Dubbed the East Flats by Claridge Homes, which has already built two condo buildings on the site, the plan calls for the development of all LeBreton Flats land east of Booth Street.

The developer has promised affordable, senior and rental housing units, as well as retail space including a grocery store, all steps away from the new Pimisi LRT station.

And while not directly responsible for the public greenspace, Claridge is also proposing a city park system that incorporates an aqueduct and five historical bridges.

City staff told committee members that if the parks department doesn't have enough funding to build the park, it can phase it in over the construction period, which is expected to take 15 years.

Residents against project

People opposed to the plan have submitted a petition with 260 signatures. They believe the buildings are too tall and fear the development will increase traffic and negatively affect the "livability" of the surrounding community.

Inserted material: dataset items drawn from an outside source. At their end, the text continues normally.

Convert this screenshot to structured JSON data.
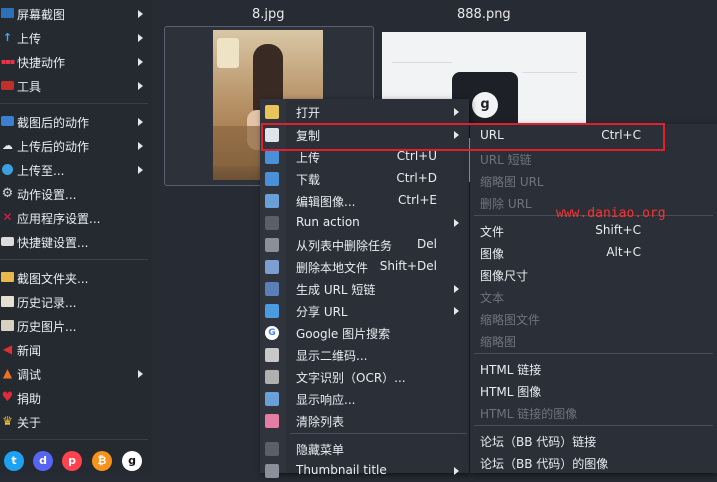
{
  "sidebar": {
    "items": [
      {
        "label": "屏幕截图",
        "icon": "monitor-icon",
        "submenu": true
      },
      {
        "label": "上传",
        "icon": "upload-arrow-icon",
        "submenu": true
      },
      {
        "label": "快捷动作",
        "icon": "grid-dots-icon",
        "submenu": true
      },
      {
        "label": "工具",
        "icon": "toolbox-icon",
        "submenu": true
      },
      {
        "label": "截图后的动作",
        "icon": "screen-action-icon",
        "submenu": true
      },
      {
        "label": "上传后的动作",
        "icon": "cloud-upload-icon",
        "submenu": true
      },
      {
        "label": "上传至...",
        "icon": "globe-upload-icon",
        "submenu": true
      },
      {
        "label": "动作设置...",
        "icon": "gear-icon",
        "submenu": false
      },
      {
        "label": "应用程序设置...",
        "icon": "wrench-screwdriver-icon",
        "submenu": false
      },
      {
        "label": "快捷键设置...",
        "icon": "keyboard-icon",
        "submenu": false
      },
      {
        "label": "截图文件夹...",
        "icon": "folder-icon",
        "submenu": false
      },
      {
        "label": "历史记录...",
        "icon": "history-icon",
        "submenu": false
      },
      {
        "label": "历史图片...",
        "icon": "image-history-icon",
        "submenu": false
      },
      {
        "label": "新闻",
        "icon": "megaphone-icon",
        "submenu": false
      },
      {
        "label": "调试",
        "icon": "traffic-cone-icon",
        "submenu": true
      },
      {
        "label": "捐助",
        "icon": "heart-icon",
        "submenu": false
      },
      {
        "label": "关于",
        "icon": "crown-icon",
        "submenu": false
      }
    ],
    "social": [
      {
        "name": "twitter-icon",
        "glyph": "t",
        "color": "#1da1f2"
      },
      {
        "name": "discord-icon",
        "glyph": "d",
        "color": "#5865f2"
      },
      {
        "name": "patreon-icon",
        "glyph": "p",
        "color": "#ff424d"
      },
      {
        "name": "bitcoin-icon",
        "glyph": "₿",
        "color": "#f7931a"
      },
      {
        "name": "github-icon",
        "glyph": "g",
        "color": "#ffffff"
      }
    ]
  },
  "thumbnails": [
    {
      "title": "8.jpg"
    },
    {
      "title": "888.png"
    }
  ],
  "context_menu": {
    "items": [
      {
        "label": "打开",
        "shortcut": "",
        "submenu": true,
        "icon": "open-file-icon",
        "icon_color": "#e8c45a"
      },
      {
        "label": "复制",
        "shortcut": "",
        "submenu": true,
        "icon": "copy-icon",
        "icon_color": "#dfe3ea"
      },
      {
        "label": "上传",
        "shortcut": "Ctrl+U",
        "submenu": false,
        "icon": "upload-icon",
        "icon_color": "#4a90d9"
      },
      {
        "label": "下载",
        "shortcut": "Ctrl+D",
        "submenu": false,
        "icon": "download-icon",
        "icon_color": "#4a90d9"
      },
      {
        "label": "编辑图像...",
        "shortcut": "Ctrl+E",
        "submenu": false,
        "icon": "edit-image-icon",
        "icon_color": "#6aa0d8"
      },
      {
        "label": "Run action",
        "shortcut": "",
        "submenu": true,
        "icon": "terminal-icon",
        "icon_color": "#5a5f68"
      },
      {
        "label": "从列表中删除任务",
        "shortcut": "Del",
        "submenu": false,
        "icon": "remove-task-icon",
        "icon_color": "#8a8f99"
      },
      {
        "label": "删除本地文件",
        "shortcut": "Shift+Del",
        "submenu": false,
        "icon": "delete-file-icon",
        "icon_color": "#7b9fd0"
      },
      {
        "label": "生成 URL 短链",
        "shortcut": "",
        "submenu": true,
        "icon": "shorten-url-icon",
        "icon_color": "#5b7fb8"
      },
      {
        "label": "分享 URL",
        "shortcut": "",
        "submenu": true,
        "icon": "share-icon",
        "icon_color": "#4a9be0"
      },
      {
        "label": "Google 图片搜索",
        "shortcut": "",
        "submenu": false,
        "icon": "google-icon",
        "icon_color": "#ffffff"
      },
      {
        "label": "显示二维码...",
        "shortcut": "",
        "submenu": false,
        "icon": "qr-code-icon",
        "icon_color": "#c8c8c8"
      },
      {
        "label": "文字识别（OCR）...",
        "shortcut": "",
        "submenu": false,
        "icon": "ocr-icon",
        "icon_color": "#b0b0b0"
      },
      {
        "label": "显示响应...",
        "shortcut": "",
        "submenu": false,
        "icon": "response-icon",
        "icon_color": "#6aa0d8"
      },
      {
        "label": "清除列表",
        "shortcut": "",
        "submenu": false,
        "icon": "eraser-icon",
        "icon_color": "#e47ca4"
      },
      {
        "label": "隐藏菜单",
        "shortcut": "",
        "submenu": false,
        "icon": "hide-menu-icon",
        "icon_color": "#5a5f68"
      },
      {
        "label": "Thumbnail title",
        "shortcut": "",
        "submenu": true,
        "icon": "thumbnail-title-icon",
        "icon_color": "#8a8f99"
      }
    ]
  },
  "copy_submenu": {
    "items": [
      {
        "label": "URL",
        "shortcut": "Ctrl+C",
        "disabled": false
      },
      {
        "label": "URL 短链",
        "shortcut": "",
        "disabled": true
      },
      {
        "label": "缩略图 URL",
        "shortcut": "",
        "disabled": true
      },
      {
        "label": "删除 URL",
        "shortcut": "",
        "disabled": true
      },
      {
        "label": "文件",
        "shortcut": "Shift+C",
        "disabled": false
      },
      {
        "label": "图像",
        "shortcut": "Alt+C",
        "disabled": false
      },
      {
        "label": "图像尺寸",
        "shortcut": "",
        "disabled": false
      },
      {
        "label": "文本",
        "shortcut": "",
        "disabled": true
      },
      {
        "label": "缩略图文件",
        "shortcut": "",
        "disabled": true
      },
      {
        "label": "缩略图",
        "shortcut": "",
        "disabled": true
      },
      {
        "label": "HTML 链接",
        "shortcut": "",
        "disabled": false
      },
      {
        "label": "HTML 图像",
        "shortcut": "",
        "disabled": false
      },
      {
        "label": "HTML 链接的图像",
        "shortcut": "",
        "disabled": true
      },
      {
        "label": "论坛（BB 代码）链接",
        "shortcut": "",
        "disabled": false
      },
      {
        "label": "论坛（BB 代码）的图像",
        "shortcut": "",
        "disabled": false
      }
    ]
  },
  "watermark": {
    "text": "www.daniao.org",
    "color": "#ff3030"
  },
  "colors": {
    "highlight_border": "#e0202a",
    "background": "#272b33",
    "menu": "#2b3038"
  }
}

"We were unprepared for this proposal," resident Ed McKenna told the committee. He lives at 300 Lett St., one of the existing Claridge condo buildings at LeBreton.

"The scale of this proposal is just overwhelming."

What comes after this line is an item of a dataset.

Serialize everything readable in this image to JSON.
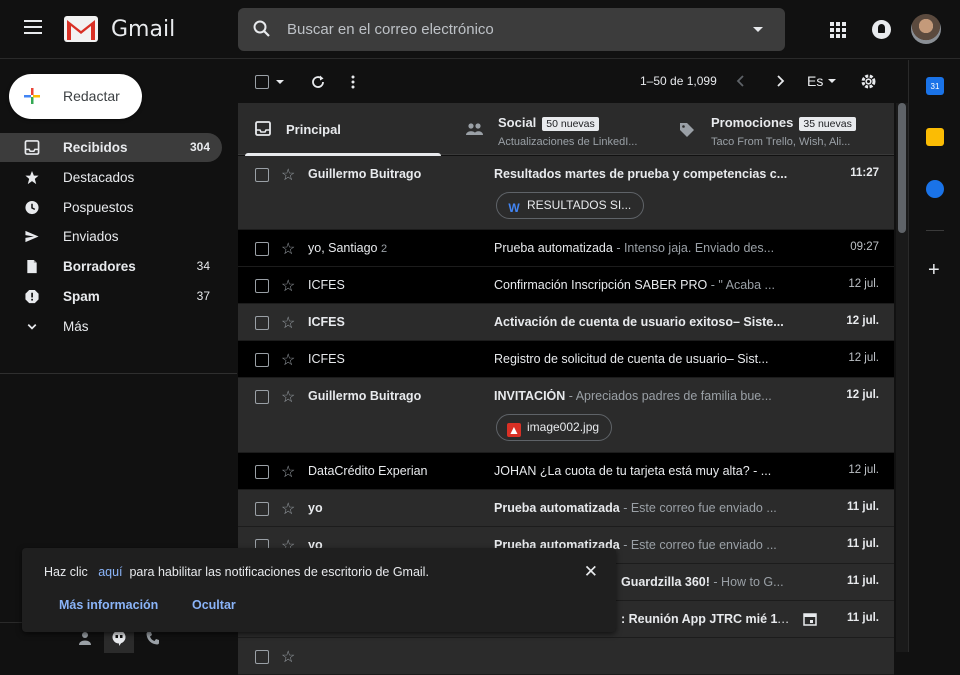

While McKenna said he and his neighbours are in favour of intensification in the area, they expected future buildings to be about 12 storeys high, as is called for in the city's official plan. Claridge's existing buildings are eight and 13 storeys high, with 450 residential homes.
Planning committee approved a proposal from Claridge Homes to build a total of 1,600 residential units on the portion of LeBreton Flats it purchased more than a decade ago. (Provided)

McKenna complained there was no public consultation on this project, which is not technically true. The proposal was unveiled by Claridge at a public meeting in January 2017, a year before the application was filed.

But McKenna is right that the city didn't update its development plan for the area after the LRT plan was approved.

Residents are also concerned about being "locked on a traffic island," with only two streets into and out of the new development.

"We need to do something about the number of cars packed into this little area," said McKenna.

Tower reduced by 10 floors

The tallest tower — which will have a west-side entrance on the Booth Street bridge and another ground-level entrance on the east side — has been reduced to 45 storeys from 55 storeys after both residents and the city's urban design panel balked at the height.

In particular, the panel was concerned the building would block views of Parliament Hill.

Claridge's plans include a park system that would incorporate five historic bridges, but it's still unclear who would pay for it.

"You've got flat, flat, flat, then this thing in the middle," said panelist John Stewart, a landscape architect, at a meeting last year.

Panel chair David Leinster added: "I don't think anyone, historically, expected buildings of 55 storeys here."

Even the compromise seems too high for some. Resident Abe Jacob said only a couple of cities of one million people — like Abu Dhabi — allow 45-storey buildings.

"Twenty to 30 to 25 is reasonable. More than that, unbelievable," Jacob said.

Older plan, updated

Claridge purchased the 4.4 hectares of LeBreton Flats, east of Booth and just north of Albert Street, from the National Capital Commission for $8 million back in 2005.

The process was somewhat controversial and saw the only other two bidders for the land drop out before the final deadline.

At the time, the plan called for 850 homes grouped around inner courtyards. Claridge also proposed building 197 affordable rental units, all by 2020.

However, the older plan did not anticipate the light rail system that will be running through the development. The new Confederation Line, which is supposed to be up and running by the end of the year, is one of the key reasons Claridge has argued for additional height and density on the site.

This new development isn't expected to be completed for 15 years, and Claridge has agreed that some details could change over time.

The first phase is supposed to include a 30-storey building on Booth Street as well as some of the public parkland.

Full council must still approve the plan.